Finalement quelles pourraient être les suites de ce dossier ? Cette décision éteint-elle toute action future intentée à l’encontre de Total ? « Non, répond Sébastien Mabile. Les ONG et les collectivités peuvent encore interjeter appel de l’ordonnance ». « A priori, la volonté de nos clients est de ne pas laisser en l’état cette ordonnance hautement critiquable. On espère que la cour d’appel de Paris et in fine la Cour de cassation auront une autre analyse. On mettra toute notre énergie pour que l’ordonnance soit infirmée en appel ».

 Cela pourrait renforcer la radicalité de certaines luttes

Et si la décision était confirmée ? « Fermer la porte aux associations et à la société civile va à l’encontre des principes directeurs de l’ONU et de l’OCDE sur la conduite responsable des entreprises à l’origine de la loi française, et également de la future directive européenne. Cela pourrait aussi renforcer la radicalité de certaines luttes, si le droit n’est pas en mesure de réguler les atteintes graves à l’environnement, estime François de Cambiaire. Si on ne peut pas débattre devant le juge des décisions prises par l’entreprise, ce signal ne permet pas d’engager une discussion sereine sur la responsabilité climatique des acteurs privés, et dont on attend des mesures à la hauteur des enjeux de l’Accord de Paris ».

 

Liens familiaux entre le juge et un cadre salarié de TotalEnergies : conflit d'intérêts ?

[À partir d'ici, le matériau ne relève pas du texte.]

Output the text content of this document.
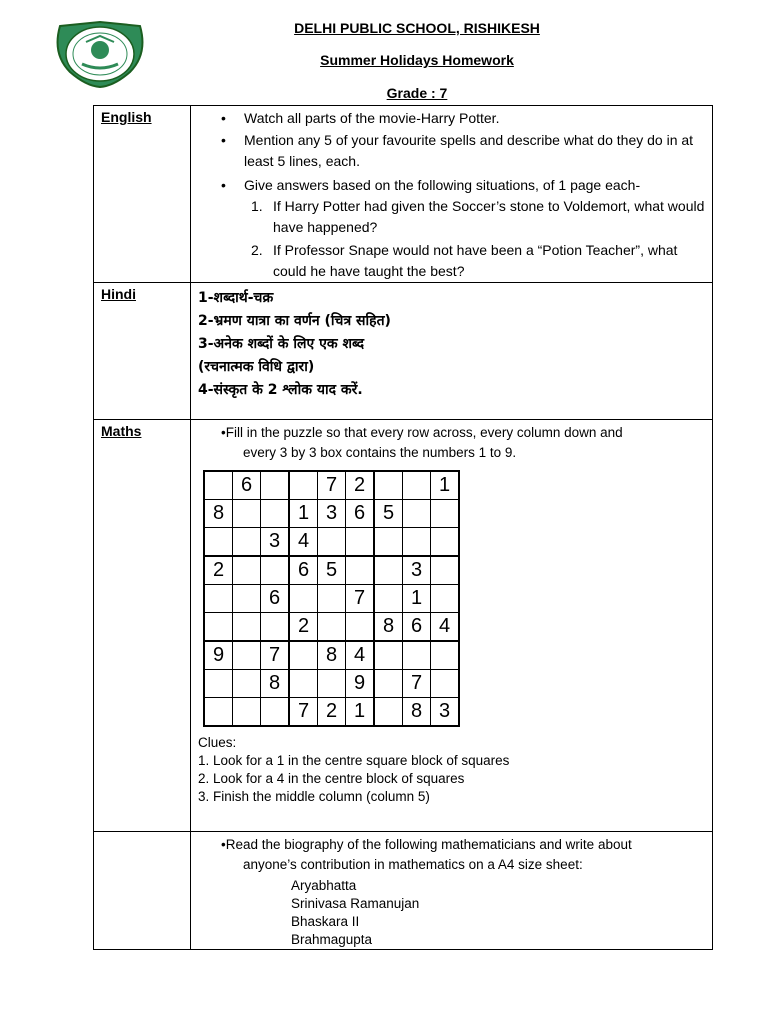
DELHI PUBLIC SCHOOL, RISHIKESH
Summer Holidays Homework
Grade : 7
English	•	Watch all parts of the movie-Harry Potter.
•	Mention any 5 of your favourite spells and describe what do they do in at least 5 lines, each.
•	Give answers based on the following situations, of 1 page each-
1. If Harry Potter had given the Soccer’s stone to Voldemort, what would have happened?
2. If Professor Snape would not have been a “Potion Teacher”, what could he have taught the best?

Hindi	1-शब्दार्थ-चक्र
2-भ्रमण यात्रा का वर्णन (चित्र सहित)
3-अनेक शब्दों के लिए एक शब्द
(रचनात्मक विधि द्वारा)
4-संस्कृत के 2 श्लोक याद करें.

Maths	•Fill in the puzzle so that every row across, every column down and
every 3 by 3 box contains the numbers 1 to 9.
	6			7	2			1
8			1	3	6	5		
		3	4					
2			6	5			3	
		6			7		1	
			2			8	6	4
9		7		8	4			
		8			9		7	
			7	2	1		8	3
Clues:
1. Look for a 1 in the centre square block of squares
2. Look for a 4 in the centre block of squares
3. Finish the middle column (column 5)

•Read the biography of the following mathematicians and write about
anyone’s contribution in mathematics on a A4 size sheet:
Aryabhatta
Srinivasa Ramanujan
Bhaskara II
Brahmagupta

Avant-hier, le site Lanceur d'alerte, média d'investigation indépendant, a affirmé que le juge Antoine de Maupeou d’Ableiges, premier vice-président adjoint du tribunal judiciaire de Paris, serait le cousin germain de Xavier de Maupeou, présenté sur son profil LinkedIn comme étant en charge de la Stratégie nouveaux projets du groupe TotalEnergies. Des faits susceptibles de remettre en cause l'impartialité du magistrat dans cette affaire.

 

Réactions

  • Sebastien Mabile et François de Cambiaire, avocats des ONG et des collectivités, nous ont affirmé hier ne pas avoir « encore pris de décision » visant à demander l'annulation de l'ordonnance pour ces motifs. « Nos clients se sont majoritairement prononcé en faveur d’un appel, mais nous ne pouvons à ce stade vous confirmer si nous allons solliciter l’annulation de l’ordonnance pour cause de suspicion légitime ou seulement son infirmation pour les moyens de droit que nous développerons dans nos conclusions. Notre priorité et celle de nos clients, au regard de l’urgence climatique, est de parvenir à avoir une audience au fond le plus rapidement possible ». 
  • Quant aux avocats de TotalEnergies, Denis Chemla et Romaric Lazerges, ils nous renvoient à la réaction du groupe TotalEnergies rendue publique par Novethic. « Ce sont des questions relevant de l’organisation de l’institution judiciaire. Nous découvrons que le juge aurait un lien familial avec un employé d’une filiale de TotalEnergies SE. Nous pouvons simplement confirmer que l’employé en question n’a aucune relation avec le contentieux et n’a jamais été impliqué dans celui-ci d’une quelconque façon ». « Par ailleurs, le code de l’organisation judiciaire ne prévoit en rien qu’un juge doit se déporter dans une situation de ce type », ajoutent les avocats.